SEHATRA FANARAHA-MASO NY FIAINAM-PIRENENA

Citoyen, réveille-toi, ils sont devenus fous !

vendredi 21 juin 2013

SEHATRA FANARAHA-MASO NY FIAINAM-PIRENENA
SeFaFi
Observatoire de la Vie Publique
Lot III R 45 tar Tsarafaritra, Tsimbazaza, Antananarivo 101
Tél. 032 59 761 62 Email : sefafi@gmail.com Site Web : www.sefafi.mg


Le 21 août 1968, les chars soviétiques et est-allemands du Pacte de Varsovie pénétraient dans Prague, mettant fin à un trop court « printemps démocratique ». Les jeunes Tchèques avaient écrit sur les murs : « Lénine, réveille-toi, ils sont devenus fous ! ». Madagascar n’ayant pas, hélas, de figure emblématique à invoquer, c’est à chacun des citoyens que cet appel est lancé. Chaque jour, le délire de la classe politique prend plus d’ampleur. Plus que jamais, les citoyens sont pris en otage par quelques centaines de politiciens égoïstes, incompétents et pleins de mépris de la loi. Comment en sommes-nous arrivés à cette situation, qui fait de Madagascar le pays malade de l’Afrique, de nos politiciens la risée du monde entier, et de notre peuple le symbole de la misère ? Et que faire ?

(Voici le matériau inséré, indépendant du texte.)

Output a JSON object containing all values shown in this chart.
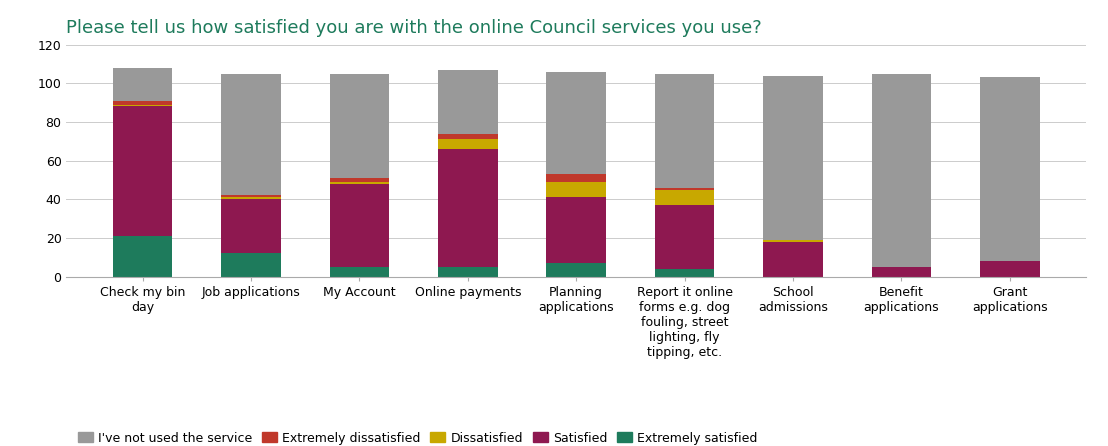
{
  "title": "Please tell us how satisfied you are with the online Council services you use?",
  "categories": [
    "Check my bin\nday",
    "Job applications",
    "My Account",
    "Online payments",
    "Planning\napplications",
    "Report it online\nforms e.g. dog\nfouling, street\nlighting, fly\ntipping, etc.",
    "School\nadmissions",
    "Benefit\napplications",
    "Grant\napplications"
  ],
  "series": {
    "Extremely satisfied": [
      21,
      12,
      5,
      5,
      7,
      4,
      0,
      0,
      0
    ],
    "Satisfied": [
      67,
      28,
      43,
      61,
      34,
      33,
      18,
      5,
      8
    ],
    "Dissatisfied": [
      1,
      1,
      1,
      5,
      8,
      8,
      1,
      0,
      0
    ],
    "Extremely dissatisfied": [
      2,
      1,
      2,
      3,
      4,
      1,
      0,
      0,
      0
    ],
    "I've not used the service": [
      17,
      63,
      54,
      33,
      53,
      59,
      85,
      100,
      95
    ]
  },
  "colors": {
    "I've not used the service": "#999999",
    "Extremely dissatisfied": "#c0382b",
    "Dissatisfied": "#c8a800",
    "Satisfied": "#8e1850",
    "Extremely satisfied": "#1e7b5c"
  },
  "stack_order": [
    "Extremely satisfied",
    "Satisfied",
    "Dissatisfied",
    "Extremely dissatisfied",
    "I've not used the service"
  ],
  "legend_order": [
    "I've not used the service",
    "Extremely dissatisfied",
    "Dissatisfied",
    "Satisfied",
    "Extremely satisfied"
  ],
  "ylim": [
    0,
    120
  ],
  "yticks": [
    0,
    20,
    40,
    60,
    80,
    100,
    120
  ],
  "title_color": "#1e7b5c",
  "title_fontsize": 13.0,
  "legend_fontsize": 9.0,
  "tick_fontsize": 9.0,
  "bar_width": 0.55
}
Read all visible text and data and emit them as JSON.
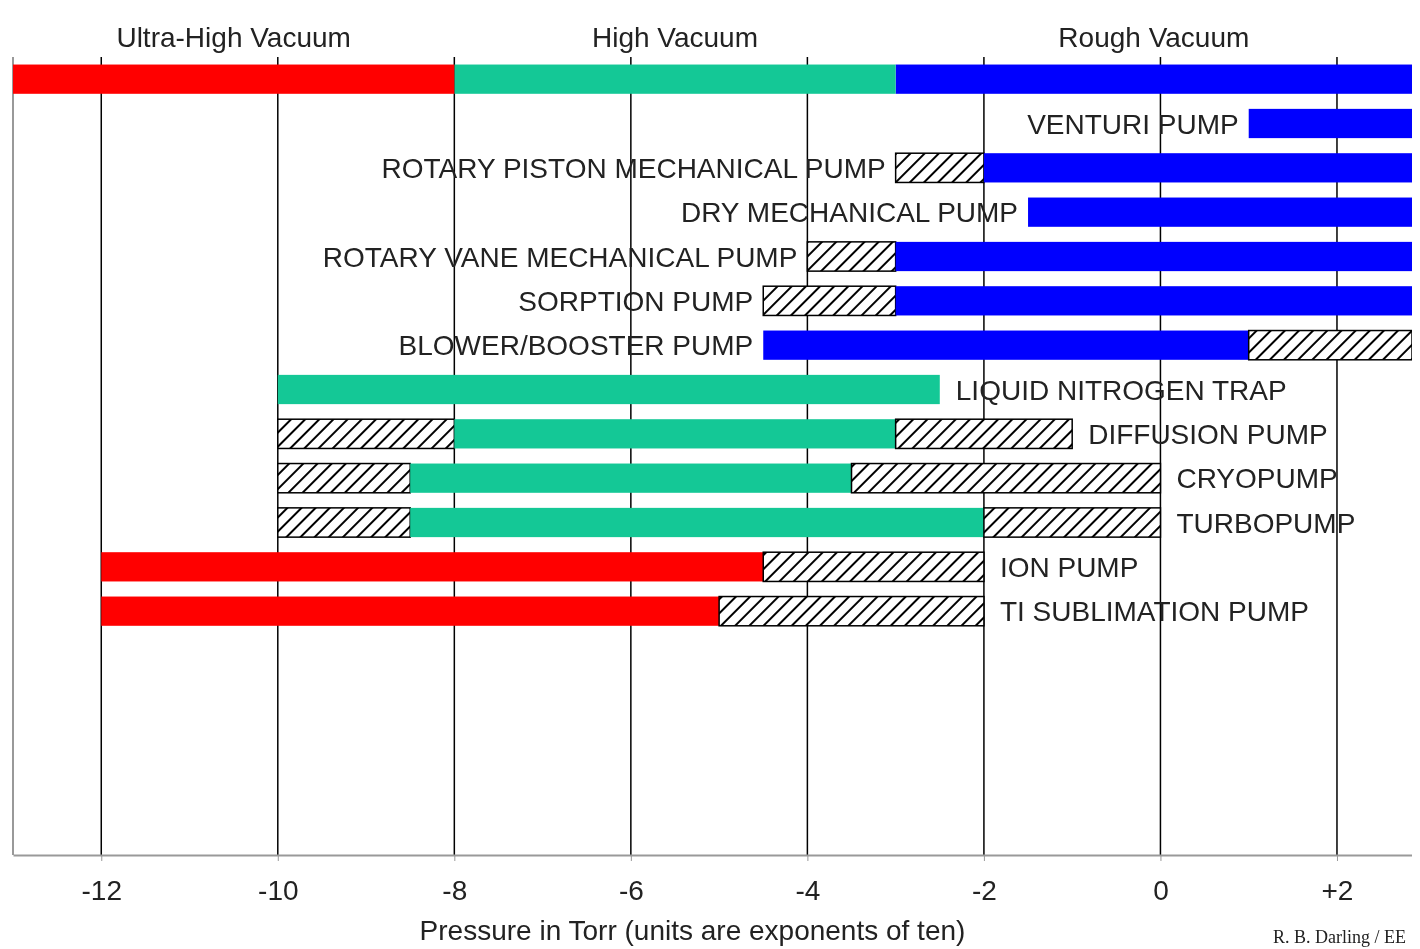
{
  "chart_data": {
    "type": "bar",
    "orientation": "horizontal",
    "xlabel": "Pressure in Torr (units are exponents of ten)",
    "categories": [
      null,
      "VENTURI PUMP",
      "ROTARY PISTON MECHANICAL PUMP",
      "DRY MECHANICAL PUMP",
      "ROTARY VANE MECHANICAL PUMP",
      "SORPTION PUMP",
      "BLOWER/BOOSTER PUMP",
      "LIQUID NITROGEN TRAP",
      "DIFFUSION PUMP",
      "CRYOPUMP",
      "TURBOPUMP",
      "ION PUMP",
      "TI SUBLIMATION PUMP",
      null,
      null,
      null,
      null,
      null
    ],
    "series": [
      {
        "color": "#000000",
        "base": [
          null,
          null,
          -3,
          null,
          -4,
          -4.5,
          null,
          null,
          -10,
          -10,
          -10,
          null,
          null,
          null,
          null,
          null,
          null,
          null
        ],
        "values": [
          null,
          null,
          1,
          null,
          1,
          1.5,
          null,
          null,
          2,
          1.5,
          1.5,
          null,
          null,
          null,
          null,
          null,
          null,
          null
        ]
      },
      {
        "color": "#0000ff",
        "base": [
          -3,
          1,
          -2,
          -1.5,
          -3,
          -3,
          -4.5,
          null,
          null,
          null,
          null,
          null,
          null,
          null,
          null,
          null,
          null,
          null
        ],
        "values": [
          5.85,
          1.85,
          4.85,
          4.35,
          5.85,
          5.85,
          5.5,
          null,
          null,
          null,
          null,
          null,
          null,
          null,
          null,
          null,
          null,
          null
        ]
      },
      {
        "color": "#14c896",
        "base": [
          -8,
          null,
          null,
          null,
          null,
          null,
          null,
          -10,
          -8,
          -8.5,
          -8.5,
          null,
          null,
          null,
          null,
          null,
          null,
          null
        ],
        "values": [
          5,
          null,
          null,
          null,
          null,
          null,
          null,
          7.5,
          5,
          5,
          6.5,
          null,
          null,
          null,
          null,
          null,
          null,
          null
        ]
      },
      {
        "color": "#ff0000",
        "base": [
          -13,
          null,
          null,
          null,
          null,
          null,
          null,
          null,
          null,
          null,
          null,
          -12,
          -12,
          null,
          null,
          null,
          null,
          null
        ],
        "values": [
          5,
          null,
          null,
          null,
          null,
          null,
          null,
          null,
          null,
          null,
          null,
          7.5,
          7,
          null,
          null,
          null,
          null,
          null
        ]
      },
      {
        "color": "#000000",
        "base": [
          null,
          null,
          null,
          null,
          null,
          null,
          1,
          null,
          -3,
          -3.5,
          -2,
          -4.5,
          -5,
          null,
          null,
          null,
          null,
          null
        ],
        "values": [
          null,
          null,
          null,
          null,
          null,
          null,
          1.85,
          null,
          2,
          3.5,
          2,
          2.5,
          3,
          null,
          null,
          null,
          null,
          null
        ]
      }
    ],
    "xlim": [
      -13,
      2.85
    ],
    "xticks": [
      -12,
      -10,
      -8,
      -6,
      -4,
      -2,
      0,
      {
        "value": 2,
        "label": "+2"
      }
    ],
    "grid": "x",
    "annotations": [
      "Ultra-High Vacuum",
      "High Vacuum",
      "Rough Vacuum",
      "R. B. Darling / EE"
    ]
  }
}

Avec la signature du la Feuille de route le 16 septembre 2011, il était permis d’espérer des élections permettant de renouer avec la communauté internationale et de faire revenir les aides et les investissements. Des parlementaires issus de toutes les tendances ont été désignés pour élaborer les lois nécessaires, et un gouvernement d’union nationale mis en place, dirigé par un Premier ministre qui déclarait n’avoir d’autre objectif que de mettre en œuvre la Feuille de route. Moins de deux ans plus tard, tout est remis en question, et une partie des signataires de l’accord renient publiquement leur signature.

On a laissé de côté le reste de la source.